Interestingly enough, Attwell was in a good position to see everything as it happened, and if anything, the VAR slow-motion replay only made the intensity of the collision seem less than it actually was. But in the Premier League, it seems to be some kind of an unspoken rule that once the referee is sent to the monitor, the decision is made for him and his initial ruling will change.
That was the outcome on this occasion as well, and once Attwell returned, blowing his whistle, giving the VAR sign and pointing to the spot, up stepped Bowen to take it.
Now, there was some controversy over what Virgil van Dijk was doing while Attwell was reviewing the incident. It appeared that the Dutch centre-back might have been doing some damage to the turf right on the penalty spot with the aim of getting the taker to scuff his shot.
But Bowen didn’t scuff his shot; he whacked it properly and accurately, but to his dismay, Alisson Becker guessed correctly and made his move in time to save it.
The Liverpool formation
Looking ahead towards this game, it wasn’t easy to guess what formation Jurgen Klopp would choose for his team. They’ve played in a 4-3-3 for the largest part of the seven years of the German in the Anfield dugout, but recently they changed it to 4-2-3-1 with some success.
Klopp reverted to 4-3-3 for the big victory over Manchester City on Sunday, so it wasn’t easy to guess what he would do against West Ham.
Klopp went with a 4-2-3-1, with Fabio Carvalho on the left, Mohamed Salah on the right and Roberto Firmino through the middle supporting Nunez upfront. However, it was very interesting to see Salah and Carvalho drop deeper, either side of Jordan Henderson and Thiago Alcantara in midfield, to form a flat 4-4-2 when defending. It was very similar to what the Hammers were doing all match, and it was very efficient.
It’s probably safe to assume we’ll see something similar against Nottingham Forest on Saturday – a game Liverpool simply must win if they plan on getting back towards the top of the table.
Speaking of the table, Liverpool are now in seventh place with 16 points, and though it’s still very far from where they want to be, they will be happy with it given that only a few days ago, they had 10. There is a long way to go yet, of course, and though Klopp himself recently ruled his team out of the title race, if this run continues, there just might be a glimmer of hope on the horizon again.

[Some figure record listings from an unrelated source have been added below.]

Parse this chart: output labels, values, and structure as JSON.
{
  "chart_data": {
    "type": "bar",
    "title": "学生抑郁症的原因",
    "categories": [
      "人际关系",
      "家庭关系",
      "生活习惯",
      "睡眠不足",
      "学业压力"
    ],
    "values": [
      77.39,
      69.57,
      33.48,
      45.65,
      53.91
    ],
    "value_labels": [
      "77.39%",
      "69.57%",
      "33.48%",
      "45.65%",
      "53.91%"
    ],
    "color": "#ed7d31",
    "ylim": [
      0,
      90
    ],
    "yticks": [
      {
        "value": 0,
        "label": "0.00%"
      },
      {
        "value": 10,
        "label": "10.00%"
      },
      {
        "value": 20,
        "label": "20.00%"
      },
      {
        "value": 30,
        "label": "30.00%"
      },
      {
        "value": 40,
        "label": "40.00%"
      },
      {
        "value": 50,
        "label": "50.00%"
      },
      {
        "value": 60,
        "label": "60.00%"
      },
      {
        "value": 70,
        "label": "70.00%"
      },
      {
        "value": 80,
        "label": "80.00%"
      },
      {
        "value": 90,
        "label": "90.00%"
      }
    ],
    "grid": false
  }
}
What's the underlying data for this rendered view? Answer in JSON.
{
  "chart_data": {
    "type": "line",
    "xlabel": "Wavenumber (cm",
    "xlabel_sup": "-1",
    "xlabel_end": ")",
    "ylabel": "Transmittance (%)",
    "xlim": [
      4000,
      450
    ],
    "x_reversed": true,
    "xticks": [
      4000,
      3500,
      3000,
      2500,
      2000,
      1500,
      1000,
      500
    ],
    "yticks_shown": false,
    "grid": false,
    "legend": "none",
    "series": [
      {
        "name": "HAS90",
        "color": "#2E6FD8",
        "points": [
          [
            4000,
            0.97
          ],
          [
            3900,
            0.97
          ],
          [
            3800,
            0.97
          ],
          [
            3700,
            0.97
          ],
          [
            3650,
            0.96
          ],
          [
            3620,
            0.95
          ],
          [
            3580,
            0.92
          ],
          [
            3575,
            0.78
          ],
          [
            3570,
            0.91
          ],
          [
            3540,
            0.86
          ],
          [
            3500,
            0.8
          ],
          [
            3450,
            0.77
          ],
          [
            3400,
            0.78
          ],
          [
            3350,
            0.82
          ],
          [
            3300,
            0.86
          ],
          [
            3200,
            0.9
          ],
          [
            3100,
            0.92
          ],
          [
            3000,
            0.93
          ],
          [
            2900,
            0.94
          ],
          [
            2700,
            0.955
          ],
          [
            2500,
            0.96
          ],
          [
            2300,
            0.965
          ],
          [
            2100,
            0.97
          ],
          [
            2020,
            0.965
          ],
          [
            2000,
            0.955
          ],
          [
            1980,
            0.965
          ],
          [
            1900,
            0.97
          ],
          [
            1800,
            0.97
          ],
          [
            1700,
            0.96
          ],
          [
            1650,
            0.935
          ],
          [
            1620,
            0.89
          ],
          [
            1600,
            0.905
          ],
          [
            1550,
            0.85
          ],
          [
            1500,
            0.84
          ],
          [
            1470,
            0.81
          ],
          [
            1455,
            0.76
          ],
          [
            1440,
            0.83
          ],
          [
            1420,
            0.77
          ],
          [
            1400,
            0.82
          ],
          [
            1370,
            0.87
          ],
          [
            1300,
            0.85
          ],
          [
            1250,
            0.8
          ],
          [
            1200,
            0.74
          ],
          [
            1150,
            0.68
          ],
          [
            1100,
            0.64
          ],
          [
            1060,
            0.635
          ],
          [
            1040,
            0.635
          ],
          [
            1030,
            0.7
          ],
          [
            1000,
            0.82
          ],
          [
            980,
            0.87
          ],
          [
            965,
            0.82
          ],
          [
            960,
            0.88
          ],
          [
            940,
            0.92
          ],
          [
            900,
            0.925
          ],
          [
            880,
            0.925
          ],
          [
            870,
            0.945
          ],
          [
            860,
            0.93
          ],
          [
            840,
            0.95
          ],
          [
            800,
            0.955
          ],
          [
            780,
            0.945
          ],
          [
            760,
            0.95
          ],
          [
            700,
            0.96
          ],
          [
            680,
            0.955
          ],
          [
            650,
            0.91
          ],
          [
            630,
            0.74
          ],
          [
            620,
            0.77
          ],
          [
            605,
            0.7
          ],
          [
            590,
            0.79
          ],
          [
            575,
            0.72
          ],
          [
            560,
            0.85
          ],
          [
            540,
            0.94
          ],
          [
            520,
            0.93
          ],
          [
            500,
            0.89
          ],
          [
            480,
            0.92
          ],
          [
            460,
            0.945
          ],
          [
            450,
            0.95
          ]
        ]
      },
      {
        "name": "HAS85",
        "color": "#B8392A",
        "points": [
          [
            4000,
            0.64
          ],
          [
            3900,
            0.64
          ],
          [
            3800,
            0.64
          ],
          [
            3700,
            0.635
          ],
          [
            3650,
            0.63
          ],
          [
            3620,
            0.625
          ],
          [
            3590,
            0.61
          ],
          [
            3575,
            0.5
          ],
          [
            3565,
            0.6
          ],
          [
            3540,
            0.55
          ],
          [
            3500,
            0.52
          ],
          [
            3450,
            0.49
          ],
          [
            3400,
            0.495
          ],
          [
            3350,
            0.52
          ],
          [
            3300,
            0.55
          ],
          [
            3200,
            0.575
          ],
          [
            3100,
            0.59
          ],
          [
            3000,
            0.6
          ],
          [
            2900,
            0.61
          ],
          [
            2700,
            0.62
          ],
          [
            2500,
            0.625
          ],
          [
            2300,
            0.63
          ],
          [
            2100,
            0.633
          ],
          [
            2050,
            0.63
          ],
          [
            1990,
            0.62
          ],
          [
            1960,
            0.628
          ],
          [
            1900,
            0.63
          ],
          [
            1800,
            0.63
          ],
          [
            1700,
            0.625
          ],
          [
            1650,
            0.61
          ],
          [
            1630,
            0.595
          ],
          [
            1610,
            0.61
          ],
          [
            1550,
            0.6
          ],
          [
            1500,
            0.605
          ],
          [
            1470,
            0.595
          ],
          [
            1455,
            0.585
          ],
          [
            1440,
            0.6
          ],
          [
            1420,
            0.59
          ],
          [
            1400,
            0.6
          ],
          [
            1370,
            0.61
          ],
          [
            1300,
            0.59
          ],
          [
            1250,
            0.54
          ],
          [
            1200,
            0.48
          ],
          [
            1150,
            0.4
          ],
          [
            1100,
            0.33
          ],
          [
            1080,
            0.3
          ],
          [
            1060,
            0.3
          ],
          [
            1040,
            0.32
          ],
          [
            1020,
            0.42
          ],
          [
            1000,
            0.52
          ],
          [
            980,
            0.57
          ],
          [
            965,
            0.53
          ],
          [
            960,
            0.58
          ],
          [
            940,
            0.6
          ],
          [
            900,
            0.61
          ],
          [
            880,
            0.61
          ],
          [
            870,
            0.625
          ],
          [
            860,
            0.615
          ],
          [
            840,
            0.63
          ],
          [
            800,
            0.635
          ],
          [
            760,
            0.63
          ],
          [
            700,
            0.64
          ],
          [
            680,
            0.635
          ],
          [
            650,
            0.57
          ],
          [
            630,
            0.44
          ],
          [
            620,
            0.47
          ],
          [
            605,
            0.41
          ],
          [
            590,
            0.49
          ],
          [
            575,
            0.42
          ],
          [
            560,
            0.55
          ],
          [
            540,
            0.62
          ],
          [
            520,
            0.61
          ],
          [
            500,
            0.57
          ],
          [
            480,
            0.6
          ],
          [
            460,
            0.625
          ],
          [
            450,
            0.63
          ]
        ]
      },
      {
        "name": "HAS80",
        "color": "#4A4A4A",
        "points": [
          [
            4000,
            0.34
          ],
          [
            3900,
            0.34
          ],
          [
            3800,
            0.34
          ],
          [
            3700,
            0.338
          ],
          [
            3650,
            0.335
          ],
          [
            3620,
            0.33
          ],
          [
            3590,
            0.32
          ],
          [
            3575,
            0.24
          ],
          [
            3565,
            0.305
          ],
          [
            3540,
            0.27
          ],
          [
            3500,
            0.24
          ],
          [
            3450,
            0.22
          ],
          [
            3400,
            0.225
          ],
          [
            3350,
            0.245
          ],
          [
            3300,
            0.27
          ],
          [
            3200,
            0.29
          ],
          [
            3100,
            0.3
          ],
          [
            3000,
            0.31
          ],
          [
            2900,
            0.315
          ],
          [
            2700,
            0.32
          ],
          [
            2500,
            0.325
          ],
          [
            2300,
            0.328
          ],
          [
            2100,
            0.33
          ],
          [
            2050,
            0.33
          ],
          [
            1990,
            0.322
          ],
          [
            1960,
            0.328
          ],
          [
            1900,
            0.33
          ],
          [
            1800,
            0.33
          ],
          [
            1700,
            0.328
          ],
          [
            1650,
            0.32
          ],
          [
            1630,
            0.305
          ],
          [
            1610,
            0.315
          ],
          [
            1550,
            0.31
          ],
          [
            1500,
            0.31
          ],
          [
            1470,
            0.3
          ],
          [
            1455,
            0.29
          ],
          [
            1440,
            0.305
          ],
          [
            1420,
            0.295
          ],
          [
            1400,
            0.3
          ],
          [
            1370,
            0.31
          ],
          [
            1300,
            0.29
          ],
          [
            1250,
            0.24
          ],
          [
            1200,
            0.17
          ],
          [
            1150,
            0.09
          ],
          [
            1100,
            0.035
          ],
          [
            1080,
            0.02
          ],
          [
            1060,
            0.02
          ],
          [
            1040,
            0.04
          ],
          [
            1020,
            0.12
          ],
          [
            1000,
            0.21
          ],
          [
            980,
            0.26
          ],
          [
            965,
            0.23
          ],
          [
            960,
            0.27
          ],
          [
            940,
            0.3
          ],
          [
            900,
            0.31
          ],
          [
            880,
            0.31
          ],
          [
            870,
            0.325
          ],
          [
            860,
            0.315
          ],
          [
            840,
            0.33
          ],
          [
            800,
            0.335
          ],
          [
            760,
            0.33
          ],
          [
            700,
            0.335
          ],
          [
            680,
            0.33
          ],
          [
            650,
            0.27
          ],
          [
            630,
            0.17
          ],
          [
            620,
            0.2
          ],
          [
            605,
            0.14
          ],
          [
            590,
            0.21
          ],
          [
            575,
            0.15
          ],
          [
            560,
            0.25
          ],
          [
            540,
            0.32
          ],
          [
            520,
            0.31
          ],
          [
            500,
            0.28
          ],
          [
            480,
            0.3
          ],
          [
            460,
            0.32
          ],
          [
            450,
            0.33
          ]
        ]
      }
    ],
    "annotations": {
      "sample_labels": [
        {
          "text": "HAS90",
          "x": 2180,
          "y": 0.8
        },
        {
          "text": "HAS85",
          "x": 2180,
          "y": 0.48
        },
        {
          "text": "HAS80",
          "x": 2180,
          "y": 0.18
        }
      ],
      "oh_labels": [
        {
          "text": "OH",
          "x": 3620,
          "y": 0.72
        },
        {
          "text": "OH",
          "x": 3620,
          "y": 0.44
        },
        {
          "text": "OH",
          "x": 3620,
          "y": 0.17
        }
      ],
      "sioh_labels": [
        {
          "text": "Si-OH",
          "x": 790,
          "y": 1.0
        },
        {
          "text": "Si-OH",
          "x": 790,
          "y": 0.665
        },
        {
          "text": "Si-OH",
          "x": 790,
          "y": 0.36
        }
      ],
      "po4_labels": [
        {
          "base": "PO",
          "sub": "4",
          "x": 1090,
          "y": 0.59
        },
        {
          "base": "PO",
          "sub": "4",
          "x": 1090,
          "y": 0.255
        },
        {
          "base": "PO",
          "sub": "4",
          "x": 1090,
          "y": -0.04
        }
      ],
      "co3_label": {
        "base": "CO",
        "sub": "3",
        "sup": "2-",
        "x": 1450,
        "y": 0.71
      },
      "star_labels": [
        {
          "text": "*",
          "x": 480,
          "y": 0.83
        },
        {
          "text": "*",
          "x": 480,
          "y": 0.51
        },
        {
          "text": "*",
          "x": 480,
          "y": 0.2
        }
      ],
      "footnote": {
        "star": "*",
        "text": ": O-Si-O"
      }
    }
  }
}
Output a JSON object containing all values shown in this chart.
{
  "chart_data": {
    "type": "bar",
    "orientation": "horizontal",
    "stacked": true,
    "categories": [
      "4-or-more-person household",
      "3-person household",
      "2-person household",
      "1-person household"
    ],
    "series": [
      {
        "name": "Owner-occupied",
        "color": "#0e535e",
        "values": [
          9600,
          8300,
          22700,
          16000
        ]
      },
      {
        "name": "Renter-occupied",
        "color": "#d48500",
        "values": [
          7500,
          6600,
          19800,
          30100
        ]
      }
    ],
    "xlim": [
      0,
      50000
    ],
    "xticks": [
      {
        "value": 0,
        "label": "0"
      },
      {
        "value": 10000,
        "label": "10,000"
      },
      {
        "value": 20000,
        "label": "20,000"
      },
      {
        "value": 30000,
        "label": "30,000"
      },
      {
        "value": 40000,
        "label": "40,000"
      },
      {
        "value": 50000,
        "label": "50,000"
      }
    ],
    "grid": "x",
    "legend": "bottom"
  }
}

As for West Ham, the successful run leading up to this game which saw them pull significantly away from the relegation zone, still has them in some comfort in that aspect. They’re currently 13th with 11 points. But as with Liverpool, that’s not where they want to be, and though nobody will have had genuine expectations from the Anfield trip, they now need to step up again. Playing at home against Bournemouth on Monday, there can be no excuses; a win is a must.